Chainlink lidera alta entre as 20 maiores com 10% na semana

O LINK, token da Chainlink, foi o ativo de melhor desempenho entre as 20 maiores criptomoedas na última semana. O preço subiu 10,18% e chegou a US$ 8,71, o maior nível desde o início de junho.

Três fatores explicam o movimento. O primeiro foi o mercado geral. O CPI americano mais fraco que o esperado deu fôlego aos ativos de risco, com o Bitcoin voltando acima de US$ 65 mil e o mercado total ultrapassando US$ 2,2 trilhões.

O LINK não só acompanhou como superou. O ganho semanal de 10,18% ficou acima do Zcash (+8,25%) e do Ethereum (+7,83%), os outros destaques do top 20. Em um rali generalizado, foi o token da Chainlink quem mais se destacou.

O segundo fator tem a ver com oferta. Dados da Santiment mostram que mais de 15,7 milhões de LINK saíram de exchanges conhecidas em um mês, uma redução de 12% no saldo disponível para venda. Só no domingo, a saída líquida foi de 1,04 milhão de tokens, um dos maiores movimentos diários da série. Quando tokens saem de exchanges, o sinal típico é de acúmulo, não de venda.

A Santiment disse sobre o movimento que menos tokens em exchanges reduzem a pressão vendedora disponível e tornam o acúmulo mais convincente. O histórico recente tem um contraponto. Em abril, a Santiment registrou a maior saída diária de LINK desde 2025 e o preço recuou depois. O sinal não é infalível, mas combinado com outros fatores ganha peso.

O terceiro motivo é o avanço institucional. Em 15 de julho, a DTCC (Depository Trust and Clearing Corporation) realizou as primeiras negociações de ativos tokenizados em produção, com mais de 30 empresas participantes. Estavam na lista BlackRock, Vanguard, Goldman Sachs, JPMorgan, Microsoft, Circle e Ondo Finance. A Chainlink foi um dos nomes do mercado cripto selecionados para a operação.

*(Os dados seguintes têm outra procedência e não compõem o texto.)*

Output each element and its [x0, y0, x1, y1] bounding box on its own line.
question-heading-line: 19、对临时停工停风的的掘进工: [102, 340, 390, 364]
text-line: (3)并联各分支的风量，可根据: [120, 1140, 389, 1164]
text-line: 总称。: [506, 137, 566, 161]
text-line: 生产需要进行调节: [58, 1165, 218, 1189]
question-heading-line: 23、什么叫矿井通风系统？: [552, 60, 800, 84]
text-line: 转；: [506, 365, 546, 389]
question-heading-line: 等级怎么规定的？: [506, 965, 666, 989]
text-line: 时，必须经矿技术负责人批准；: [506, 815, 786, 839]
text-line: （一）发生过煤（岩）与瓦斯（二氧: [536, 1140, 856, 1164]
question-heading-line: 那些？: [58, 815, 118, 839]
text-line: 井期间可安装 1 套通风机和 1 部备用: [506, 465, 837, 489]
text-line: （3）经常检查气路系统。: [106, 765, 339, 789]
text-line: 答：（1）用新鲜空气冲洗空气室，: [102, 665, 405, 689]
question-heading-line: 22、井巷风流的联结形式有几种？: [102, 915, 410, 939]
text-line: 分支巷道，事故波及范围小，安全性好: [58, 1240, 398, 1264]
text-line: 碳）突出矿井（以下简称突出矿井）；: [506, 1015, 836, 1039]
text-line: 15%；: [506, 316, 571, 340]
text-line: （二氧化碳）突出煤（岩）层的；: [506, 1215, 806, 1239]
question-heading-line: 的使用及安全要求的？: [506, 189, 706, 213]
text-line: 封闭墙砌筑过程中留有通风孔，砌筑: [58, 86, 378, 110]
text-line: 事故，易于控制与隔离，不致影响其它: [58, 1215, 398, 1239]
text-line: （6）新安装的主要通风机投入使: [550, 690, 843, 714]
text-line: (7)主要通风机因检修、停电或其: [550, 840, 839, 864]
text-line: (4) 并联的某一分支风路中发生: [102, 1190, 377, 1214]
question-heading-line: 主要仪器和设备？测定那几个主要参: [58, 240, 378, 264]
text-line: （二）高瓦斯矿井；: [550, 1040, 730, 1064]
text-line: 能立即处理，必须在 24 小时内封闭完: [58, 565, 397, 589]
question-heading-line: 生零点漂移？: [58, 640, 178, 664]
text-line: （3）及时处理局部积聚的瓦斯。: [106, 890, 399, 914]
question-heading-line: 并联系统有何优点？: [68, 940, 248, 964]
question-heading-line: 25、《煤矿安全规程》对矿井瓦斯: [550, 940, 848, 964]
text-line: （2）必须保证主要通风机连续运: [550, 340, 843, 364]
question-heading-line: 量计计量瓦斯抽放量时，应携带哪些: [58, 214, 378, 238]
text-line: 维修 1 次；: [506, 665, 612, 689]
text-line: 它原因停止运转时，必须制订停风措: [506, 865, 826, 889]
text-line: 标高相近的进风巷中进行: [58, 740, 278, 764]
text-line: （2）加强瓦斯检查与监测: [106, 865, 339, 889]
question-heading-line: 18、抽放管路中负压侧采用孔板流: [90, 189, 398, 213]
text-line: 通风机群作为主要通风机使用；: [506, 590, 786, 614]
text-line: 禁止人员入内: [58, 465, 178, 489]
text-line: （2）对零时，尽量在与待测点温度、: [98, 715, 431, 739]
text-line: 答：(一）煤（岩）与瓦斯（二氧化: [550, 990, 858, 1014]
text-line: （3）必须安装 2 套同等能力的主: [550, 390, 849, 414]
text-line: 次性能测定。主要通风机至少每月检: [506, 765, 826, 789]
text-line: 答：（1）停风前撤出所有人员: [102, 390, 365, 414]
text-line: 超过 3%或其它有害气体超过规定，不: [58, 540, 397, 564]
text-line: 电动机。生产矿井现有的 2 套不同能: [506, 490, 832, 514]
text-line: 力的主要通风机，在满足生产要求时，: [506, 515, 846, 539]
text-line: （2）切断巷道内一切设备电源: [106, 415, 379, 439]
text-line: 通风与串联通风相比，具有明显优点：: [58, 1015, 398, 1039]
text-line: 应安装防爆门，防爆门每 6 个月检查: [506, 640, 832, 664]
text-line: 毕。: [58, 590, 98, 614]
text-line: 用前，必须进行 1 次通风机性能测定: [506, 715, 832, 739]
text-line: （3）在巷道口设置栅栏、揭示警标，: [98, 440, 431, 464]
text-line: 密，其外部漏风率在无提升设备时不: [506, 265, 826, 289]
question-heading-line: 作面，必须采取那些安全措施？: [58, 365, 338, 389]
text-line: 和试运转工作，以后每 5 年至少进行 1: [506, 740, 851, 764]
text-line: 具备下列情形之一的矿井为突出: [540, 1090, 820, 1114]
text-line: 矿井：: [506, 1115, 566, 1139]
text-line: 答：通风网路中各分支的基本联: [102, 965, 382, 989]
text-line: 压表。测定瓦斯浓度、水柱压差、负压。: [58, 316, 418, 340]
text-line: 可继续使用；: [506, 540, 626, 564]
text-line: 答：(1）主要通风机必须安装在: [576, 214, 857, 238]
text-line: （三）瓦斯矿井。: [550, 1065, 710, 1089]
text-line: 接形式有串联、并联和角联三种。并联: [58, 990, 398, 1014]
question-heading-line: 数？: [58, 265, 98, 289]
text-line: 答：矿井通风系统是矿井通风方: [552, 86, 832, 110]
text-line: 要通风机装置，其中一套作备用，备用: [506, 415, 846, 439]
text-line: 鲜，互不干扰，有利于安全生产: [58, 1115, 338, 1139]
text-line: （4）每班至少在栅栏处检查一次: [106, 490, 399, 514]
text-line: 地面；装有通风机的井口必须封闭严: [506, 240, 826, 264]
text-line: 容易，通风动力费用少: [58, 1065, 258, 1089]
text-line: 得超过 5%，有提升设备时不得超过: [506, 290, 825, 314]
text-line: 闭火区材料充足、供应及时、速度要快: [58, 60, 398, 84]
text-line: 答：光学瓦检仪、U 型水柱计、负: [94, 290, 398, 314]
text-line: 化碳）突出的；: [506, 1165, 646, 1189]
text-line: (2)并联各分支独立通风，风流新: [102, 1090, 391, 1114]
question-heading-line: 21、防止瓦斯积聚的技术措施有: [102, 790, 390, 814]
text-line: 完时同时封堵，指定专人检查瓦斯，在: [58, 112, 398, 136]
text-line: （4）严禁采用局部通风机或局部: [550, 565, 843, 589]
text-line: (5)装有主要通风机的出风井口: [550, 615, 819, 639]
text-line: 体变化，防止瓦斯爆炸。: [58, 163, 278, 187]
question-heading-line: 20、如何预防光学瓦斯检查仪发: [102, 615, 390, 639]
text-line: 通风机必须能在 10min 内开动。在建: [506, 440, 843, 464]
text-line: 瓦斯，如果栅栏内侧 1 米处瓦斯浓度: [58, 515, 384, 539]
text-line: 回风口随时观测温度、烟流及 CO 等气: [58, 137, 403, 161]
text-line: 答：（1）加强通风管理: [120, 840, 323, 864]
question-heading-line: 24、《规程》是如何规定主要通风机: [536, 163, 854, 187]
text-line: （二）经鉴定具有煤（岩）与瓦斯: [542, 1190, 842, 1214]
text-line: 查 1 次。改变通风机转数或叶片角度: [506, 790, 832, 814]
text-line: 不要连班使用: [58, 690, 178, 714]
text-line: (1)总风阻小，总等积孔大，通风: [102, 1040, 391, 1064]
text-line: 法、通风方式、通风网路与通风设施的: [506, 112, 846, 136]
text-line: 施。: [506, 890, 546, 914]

O serviço completo de tokenização da DTCC será lançado em outubro. Além disso, a United Stables, emissora da stablecoin U com mais de US$ 1 bilhão em circulação, adotou a Chainlink como provedora de oráculo e infraestrutura cross-chain. E o CCIP, protocolo de interoperabilidade da Chainlink, está sendo testado em pilotos de moeda digital de bancos centrais no Brasil (Drex) e em Hong Kong.

No mesmo período, uma retirada de 3,9 milhões de LINK da Coinbase Prime, avaliada em US$ 32,6 milhões, chamou atenção por sugerir acúmulo institucional. E o número de wallets não vazias da Chainlink na Ethereum atingiu 900 mil, um recorde histórico.

O rali do LINK tem fundamentos sólidos. A oferta está mais escassa, a adoção institucional cresce e o mercado geral favorece o movimento. A reunião do Federal Reserve em 28 de julho será o próximo teste macro para saber se o movimento se sustenta.